Je pense qu'il ne faut pas confondre les compétences d'expertise et la fonction d'autorité exercée par l'Autorité de sûreté nucléaire. Il est utile et important de disposer d'une autorité de sûreté, c'est-à-dire un organisme indépendant et exprimant une conviction à partir de l'engagement de son collège.
Aujourd'hui, il est proposé que l'engagement de ce collège se nourrisse aussi de l'IRSN. Il faut donc être très clair : à partir du moment où l'IRSN rejoint l'ASN, l'IRSN est sous l'autorité du collège. Évidemment, cela change ses règles de fonctionnement.

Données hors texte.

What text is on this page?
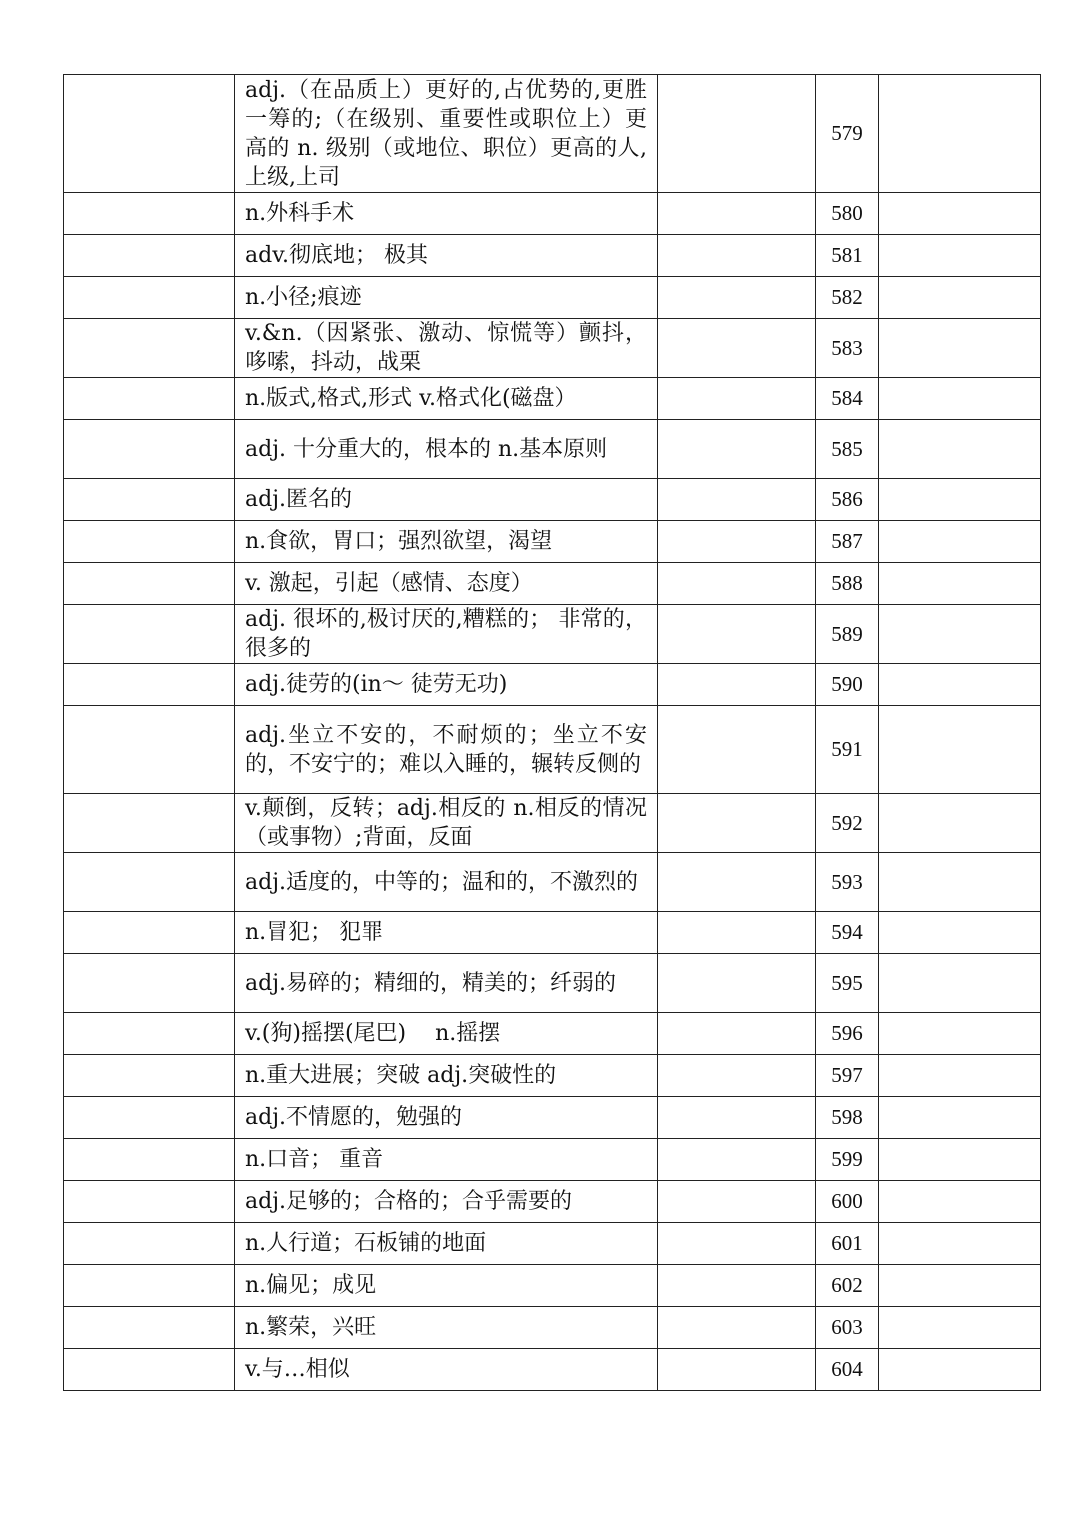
	adj.（在品质上）更好的,占优势的,更胜一筹的;（在级别、重要性或职位上）更高的 n. 级别（或地位、职位）更高的人,上级,上司		579	
	n.外科手术		580	
	adv.彻底地； 极其		581	
	n.小径;痕迹		582	
	v.&n.（因紧张、激动、惊慌等）颤抖，哆嗦，抖动，战栗		583	
	n.版式,格式,形式 v.格式化(磁盘）		584	
	adj. 十分重大的，根本的 n.基本原则		585	
	adj.匿名的		586	
	n.食欲，胃口；强烈欲望，渴望		587	
	v. 激起，引起（感情、态度）		588	
	adj. 很坏的,极讨厌的,糟糕的； 非常的，很多的		589	
	adj.徒劳的(in～ 徒劳无功)		590	
	adj.坐立不安的，不耐烦的；坐立不安的，不安宁的；难以入睡的，辗转反侧的		591	
	v.颠倒，反转；adj.相反的 n.相反的情况（或事物）;背面，反面		592	
	adj.适度的，中等的；温和的，不激烈的		593	
	n.冒犯； 犯罪		594	
	adj.易碎的；精细的，精美的；纤弱的		595	
	v.(狗)摇摆(尾巴)　 n.摇摆		596	
	n.重大进展；突破 adj.突破性的		597	
	adj.不情愿的，勉强的		598	
	n.口音； 重音		599	
	adj.足够的；合格的；合乎需要的		600	
	n.人行道；石板铺的地面		601	
	n.偏见；成见		602	
	n.繁荣，兴旺		603	
	v.与…相似		604	
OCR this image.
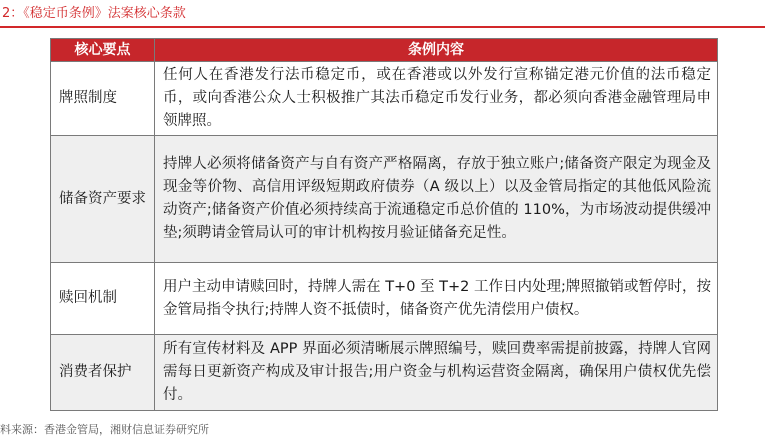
2：《稳定币条例》法案核心条款
核心要点	条例内容
牌照制度	任何人在香港发行法币稳定币，或在香港或以外发行宣称锚定港元价值的法币稳定币，或向香港公众人士积极推广其法币稳定币发行业务，都必须向香港金融管理局申领牌照。
储备资产要求	持牌人必须将储备资产与自有资产严格隔离，存放于独立账户;储备资产限定为现金及现金等价物、高信用评级短期政府债券（A 级以上）以及金管局指定的其他低风险流动资产;储备资产价值必须持续高于流通稳定币总价值的 110%，为市场波动提供缓冲垫;须聘请金管局认可的审计机构按月验证储备充足性。
赎回机制	用户主动申请赎回时，持牌人需在 T+0 至 T+2 工作日内处理;牌照撤销或暂停时，按金管局指令执行;持牌人资不抵债时，储备资产优先清偿用户债权。
消费者保护	所有宣传材料及 APP 界面必须清晰展示牌照编号，赎回费率需提前披露，持牌人官网需每日更新资产构成及审计报告;用户资金与机构运营资金隔离，确保用户债权优先偿付。
料来源：香港金管局，湘财信息证券研究所
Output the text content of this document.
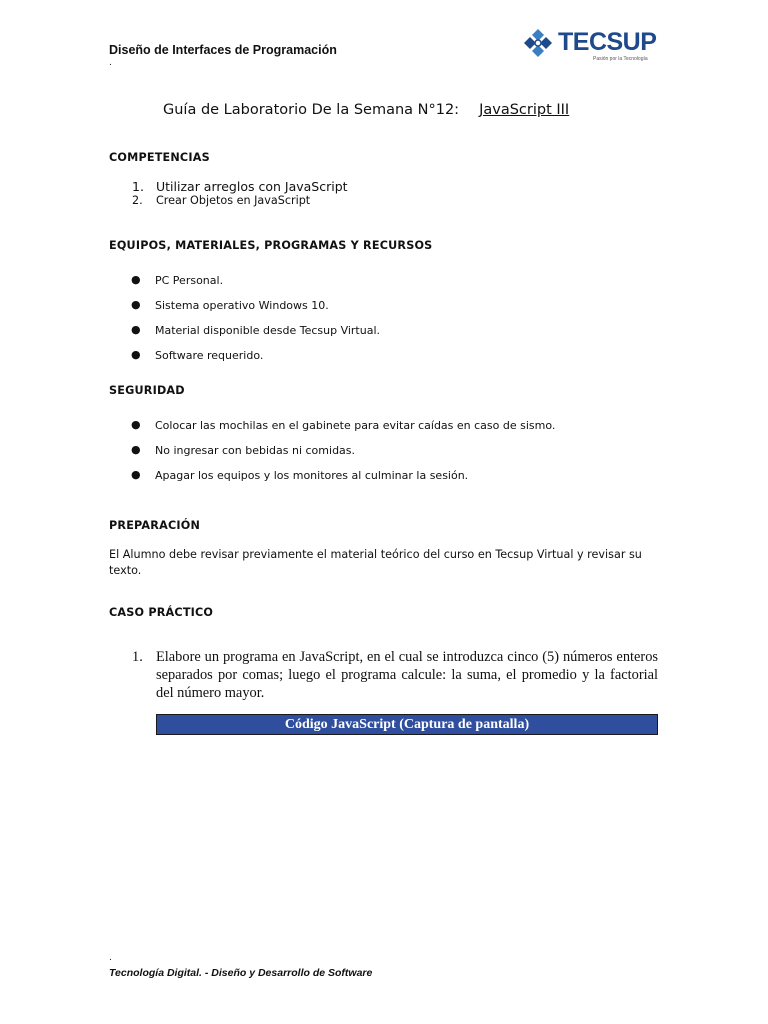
Diseño de Interfaces de Programación
.
TECSUP
Pasión por la Tecnología
Guía de Laboratorio De la Semana N°12: JavaScript III
COMPETENCIAS
1. Utilizar arreglos con JavaScript
2. Crear Objetos en JavaScript
EQUIPOS, MATERIALES, PROGRAMAS Y RECURSOS
● PC Personal.
● Sistema operativo Windows 10.
● Material disponible desde Tecsup Virtual.
● Software requerido.
SEGURIDAD
● Colocar las mochilas en el gabinete para evitar caídas en caso de sismo.
● No ingresar con bebidas ni comidas.
● Apagar los equipos y los monitores al culminar la sesión.
PREPARACIÓN
El Alumno debe revisar previamente el material teórico del curso en Tecsup Virtual y revisar su texto.
CASO PRÁCTICO
1. Elabore un programa en JavaScript, en el cual se introduzca cinco (5) números enteros separados por comas; luego el programa calcule: la suma, el promedio y la factorial del número mayor.
Código JavaScript (Captura de pantalla)
.
Tecnología Digital. - Diseño y Desarrollo de Software
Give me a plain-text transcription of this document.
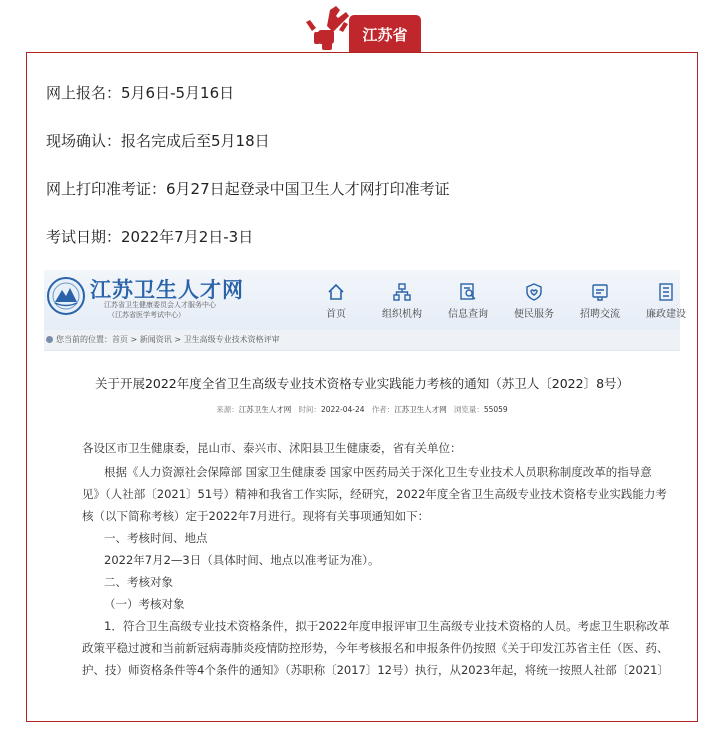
江苏省
网上报名：5月6日-5月16日
现场确认：报名完成后至5月18日
网上打印准考证：6月27日起登录中国卫生人才网打印准考证
考试日期：2022年7月2日-3日
江苏卫生人才网
江苏省卫生健康委员会人才服务中心
（江苏省医学考试中心）	首页	组织机构	信息查询	便民服务	招聘交流	廉政建设
您当前的位置：首页 > 新闻资讯 > 卫生高级专业技术资格评审
关于开展2022年度全省卫生高级专业技术资格专业实践能力考核的通知（苏卫人〔2022〕8号）
来源：江苏卫生人才网 时间：2022-04-24 作者：江苏卫生人才网 浏览量：55059
各设区市卫生健康委，昆山市、泰兴市、沭阳县卫生健康委，省有关单位：
根据《人力资源社会保障部 国家卫生健康委 国家中医药局关于深化卫生专业技术人员职称制度改革的指导意
见》（人社部〔2021〕51号）精神和我省工作实际，经研究，2022年度全省卫生高级专业技术资格专业实践能力考
核（以下简称考核）定于2022年7月进行。现将有关事项通知如下：
一、考核时间、地点
2022年7月2—3日（具体时间、地点以准考证为准）。
二、考核对象
（一）考核对象
1．符合卫生高级专业技术资格条件，拟于2022年度申报评审卫生高级专业技术资格的人员。考虑卫生职称改革
政策平稳过渡和当前新冠病毒肺炎疫情防控形势，今年考核报名和申报条件仍按照《关于印发江苏省主任（医、药、
护、技）师资格条件等4个条件的通知》（苏职称〔2017〕12号）执行，从2023年起，将统一按照人社部〔2021〕
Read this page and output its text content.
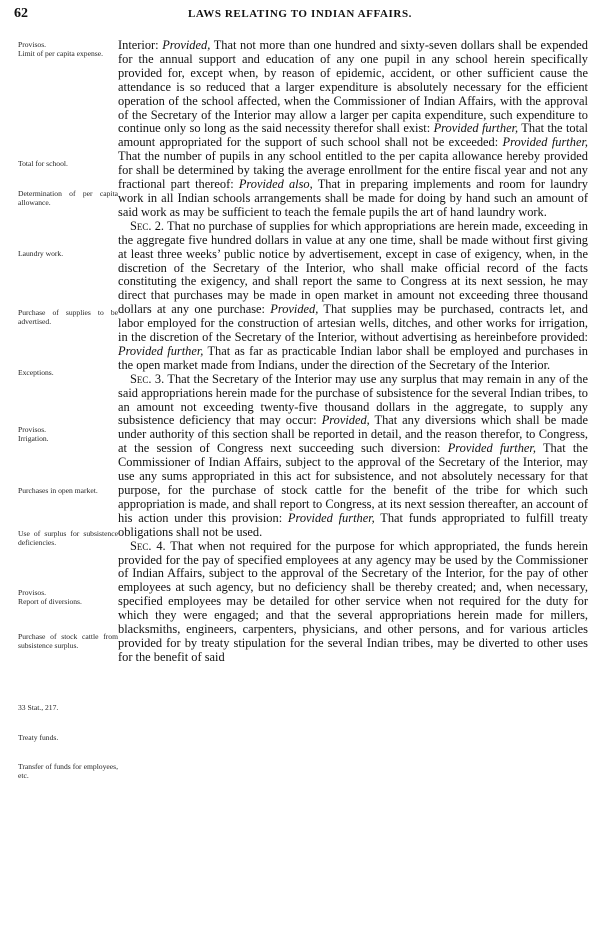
62	LAWS RELATING TO INDIAN AFFAIRS.
Provisos.
Limit of per capita expense.
Total for school.
Determination of per capita allowance.
Laundry work.
Purchase of supplies to be advertised.
Exceptions.
Provisos.
Irrigation.
Purchases in open market.
Use of surplus for subsistence deficiencies.
Provisos.
Report of diversions.
Purchase of stock cattle from subsistence surplus.
33 Stat., 217.
Treaty funds.
Transfer of funds for employees, etc.

Interior: Provided, That not more than one hundred and sixty-seven dollars shall be expended for the annual support and education of any one pupil in any school herein specifically provided for, except when, by reason of epidemic, accident, or other sufficient cause the attendance is so reduced that a larger expenditure is absolutely necessary for the efficient operation of the school affected, when the Commissioner of Indian Affairs, with the approval of the Secretary of the Interior may allow a larger per capita expenditure, such expenditure to continue only so long as the said necessity therefor shall exist: Provided further, That the total amount appropriated for the support of such school shall not be exceeded: Provided further, That the number of pupils in any school entitled to the per capita allowance hereby provided for shall be determined by taking the average enrollment for the entire fiscal year and not any fractional part thereof: Provided also, That in preparing implements and room for laundry work in all Indian schools arrangements shall be made for doing by hand such an amount of said work as may be sufficient to teach the female pupils the art of hand laundry work.

Sec. 2. That no purchase of supplies for which appropriations are herein made, exceeding in the aggregate five hundred dollars in value at any one time, shall be made without first giving at least three weeks’ public notice by advertisement, except in case of exigency, when, in the discretion of the Secretary of the Interior, who shall make official record of the facts constituting the exigency, and shall report the same to Congress at its next session, he may direct that purchases may be made in open market in amount not exceeding three thousand dollars at any one purchase: Provided, That supplies may be purchased, contracts let, and labor employed for the construction of artesian wells, ditches, and other works for irrigation, in the discretion of the Secretary of the Interior, without advertising as hereinbefore provided: Provided further, That as far as practicable Indian labor shall be employed and purchases in the open market made from Indians, under the direction of the Secretary of the Interior.

Sec. 3. That the Secretary of the Interior may use any surplus that may remain in any of the said appropriations herein made for the purchase of subsistence for the several Indian tribes, to an amount not exceeding twenty-five thousand dollars in the aggregate, to supply any subsistence deficiency that may occur: Provided, That any diversions which shall be made under authority of this section shall be reported in detail, and the reason therefor, to Congress, at the session of Congress next succeeding such diversion: Provided further, That the Commissioner of Indian Affairs, subject to the approval of the Secretary of the Interior, may use any sums appropriated in this act for subsistence, and not absolutely necessary for that purpose, for the purchase of stock cattle for the benefit of the tribe for which such appropriation is made, and shall report to Congress, at its next session thereafter, an account of his action under this provision: Provided further, That funds appropriated to fulfill treaty obligations shall not be used.

Sec. 4. That when not required for the purpose for which appropriated, the funds herein provided for the pay of specified employees at any agency may be used by the Commissioner of Indian Affairs, subject to the approval of the Secretary of the Interior, for the pay of other employees at such agency, but no deficiency shall be thereby created; and, when necessary, specified employees may be detailed for other service when not required for the duty for which they were engaged; and that the several appropriations herein made for millers, blacksmiths, engineers, carpenters, physicians, and other persons, and for various articles provided for by treaty stipulation for the several Indian tribes, may be diverted to other uses for the benefit of said
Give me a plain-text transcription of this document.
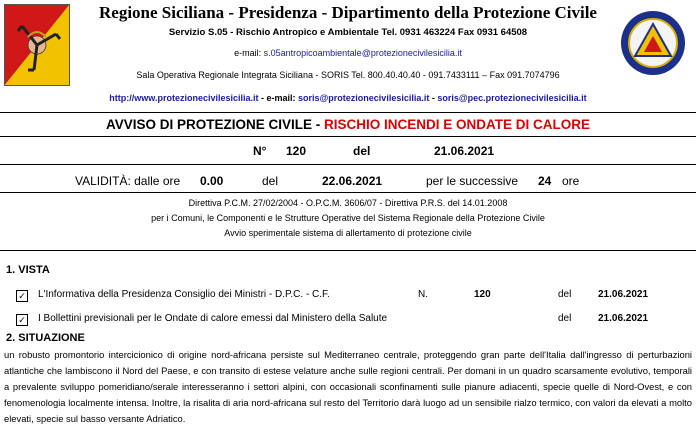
Regione Siciliana - Presidenza - Dipartimento della Protezione Civile
Servizio S.05 - Rischio Antropico e Ambientale Tel. 0931 463224 Fax 0931 64508
e-mail: s.05antropicoambientale@protezionecivilesicilia.it
Sala Operativa Regionale Integrata Siciliana - SORIS Tel. 800.40.40.40 - 091.7433111 – Fax 091.7074796
http://www.protezionecivilesicilia.it - e-mail: soris@protezionecivilesicilia.it - soris@pec.protezionecivilesicilia.it
AVVISO DI PROTEZIONE CIVILE - RISCHIO INCENDI E ONDATE DI CALORE
N° 120	del	21.06.2021
VALIDITÀ: dalle ore 0.00	del	22.06.2021	per le successive 24 ore
Direttiva P.C.M. 27/02/2004 - O.P.C.M. 3606/07 - Direttiva P.R.S. del 14.01.2008
per i Comuni, le Componenti e le Strutture Operative del Sistema Regionale della Protezione Civile
Avvio sperimentale sistema di allertamento di protezione civile
1. VISTA
✓ L'Informativa della Presidenza Consiglio dei Ministri - D.P.C. - C.F.	N.	120	del	21.06.2021
✓ I Bollettini previsionali per le Ondate di calore emessi dal Ministero della Salute	del	21.06.2021
2. SITUAZIONE
un robusto promontorio intercicionico di origine nord-africana persiste sul Mediterraneo centrale, proteggendo gran parte dell'Italia dall'ingresso di perturbazioni atlantiche che lambiscono il Nord del Paese, e con transito di estese velature anche sulle regioni centrali. Per domani in un quadro scarsamente evolutivo, temporali a prevalente sviluppo pomeridiano/serale interesseranno i settori alpini, con occasionali sconfinamenti sulle pianure adiacenti, specie quelle di Nord-Ovest, e con fenomenologia localmente intensa. Inoltre, la risalita di aria nord-africana sul resto del Territorio darà luogo ad un sensibile rialzo termico, con valori da elevati a molto elevati, specie sul basso versante Adriatico.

Aujourd'hui, l'IRSN est un établissement public placé sous l'autorité d'un directeur général nommé par le Gouvernement. C'est un système quelque peu équivoque, parce que l'Institut emploie des experts qui, à juste titre, considèrent qu'ils sont d'abord des experts. Or, comme le directeur général est nommé par le Gouvernement, il devient une forme d'autorité et entre par là même en concurrence, qu'il le veuille ou non, avec l'autorité collégiale que la loi a voulu organiser avec l'ASN. C'est ce qui fonde la cinquième recommandation : le Gouvernement propose qu'il n'y ait qu'une seule autorité, parce qu'il n'y a qu'un seul collège, et parce qu'il y a une inquiétude, elle se voie attribuer aujourd'hui les moyens d'expertise de l'IRSN. Ces moyens d'expertise existeront de manière privée – travaux et recherches à la demande du collège – et ils n'existeront de manière publique qu'à partir du moment où le collège reprendra leurs observations.
Des expertises, comme le disait François Jacq, il y en a partout : l'expertise du CEA, puisque la recherche appuie la sûreté, mais aussi celle d'EDF, gestionnaire des réacteurs depuis cinquante ans, ce qui n'est pas négligeable. Les équipementiers travaillant sur les soudures connaissent admirablement la métallurgie, domaine essentiel dans le nucléaire – je crois d'ailleurs que Bernard Doroszczuk lui-même vient de la métallurgie. Les expertises sont donc multiples.
En outre, on parle beaucoup des nouveaux réacteurs à neutrons rapides, on dit que c'est formidable, parce qu'on va pouvoir utiliser un uranium faiblement enrichi et des déchets d'uranium. Mais pour l'instant ils n'existent pas. Il y aura donc une expertise privée internationale, américaine ou française qui se développera sur ces techniques. Puis un jour, il faudra une autorité pour contrôler la sûreté de ces réacteurs, et il ne peut y en avoir qu'une, le collège. Puisque des chercheurs sont mus par l'idée de service public, de radioprotection et par le souhait de se mettre à disposition des pouvoirs publics, il est normal qu'ils rejoignent l'ASN. Toutefois, ils ne seront pas les seuls, donc ils seront en débat. Ainsi, l'ASN disposera de son personnel et devra le gérer, et certes, vous avez raison, je n'exclus pas que des équipes rejoignent le CEA ou un exploitant à un horizon de cinq ou dix ans.
Cependant, ce qui est proposé aujourd'hui est un collège qui assume la fonction d'autorité, en s'appuyant sur toutes les expertises, dont la sienne. Je dis bien « dont la sienne », puisque l'ASN devra s'appuyer sur des expertises externes dans certains cas. Par exemple, nous n'avons plus d'expérience en matière d'exploitation des réacteurs à neutrons rapides en France. Il faudra donc bien que l'ASN se retourne vers des personnes qui s'y connaissent, car elle ne trouvera pas cette expertise au sein de ses équipes.
Enfin, en tant que pouvoirs publics et parlementaires, nous avons besoin que nos compatriotes soient rassurés. Donc il faut une autorité, alors que des experts, il y en a beaucoup et que leurs avis divergent – nous l'avons vu dans le domaine de la santé.